Nazi Paikidze-Barnes, a 22-year-old champion chess player, is boycotting next year’s World Chess Championship competition in Iran.
“I think it’s unacceptable to host a women’s World Championship in a place where women do not have basic fundamental rights and are treated as second-class citizens,” she says.
In Iran women are legally required to wear a hijab or headscarf.
Nazi says she will not wear the hijab and “support oppression”.
She has started a petition, asking organisers to either change the location of the 2017 event or to make it optional for women to cover their heads.
FIDE, the world chess federation, says Iran “was the only country which made a proposal to host the event” and that no other member nations made any objections.
“There were no complaints from the players or officials and everybody respected the laws of the country, including the dress requirements,” says FIDE’s its official statement.
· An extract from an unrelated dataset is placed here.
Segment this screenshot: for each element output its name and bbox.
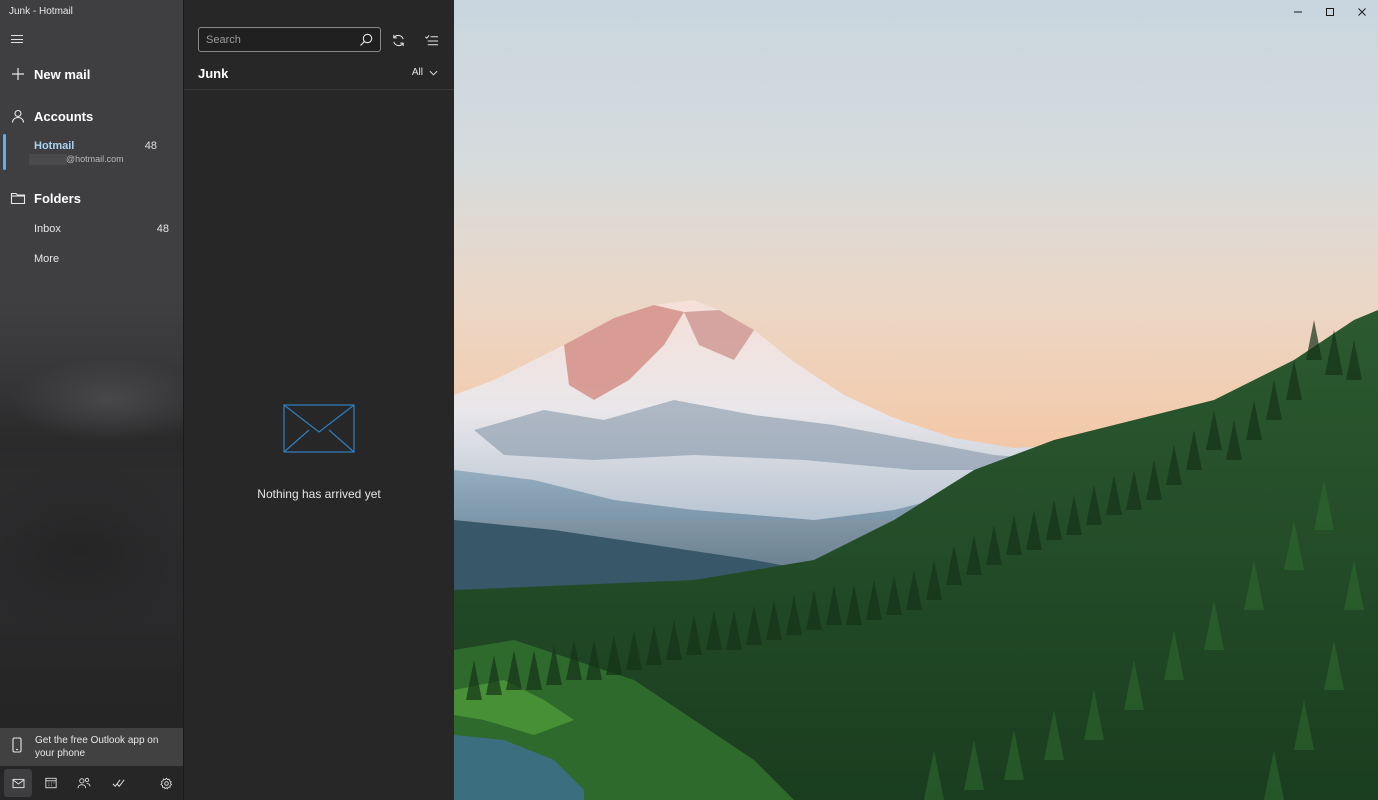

Since talking about her plans to boycott the event, Nazi has faced criticism claiming that she doesn’t understand Islamic culture and Iranian society.
“I am not anti-Islam or any other religion. I stand for freedom of religion and choice,” she says.
“I’m protesting FIDE’s decision not because of Iran’s religion or people, but for the government’s laws that are restricting my rights as a woman.”
British chess player Nigel Short has been tweeting in support of Nazi’s campaign, describing “scandalous religious and sexual discrimination against women players in Iran”.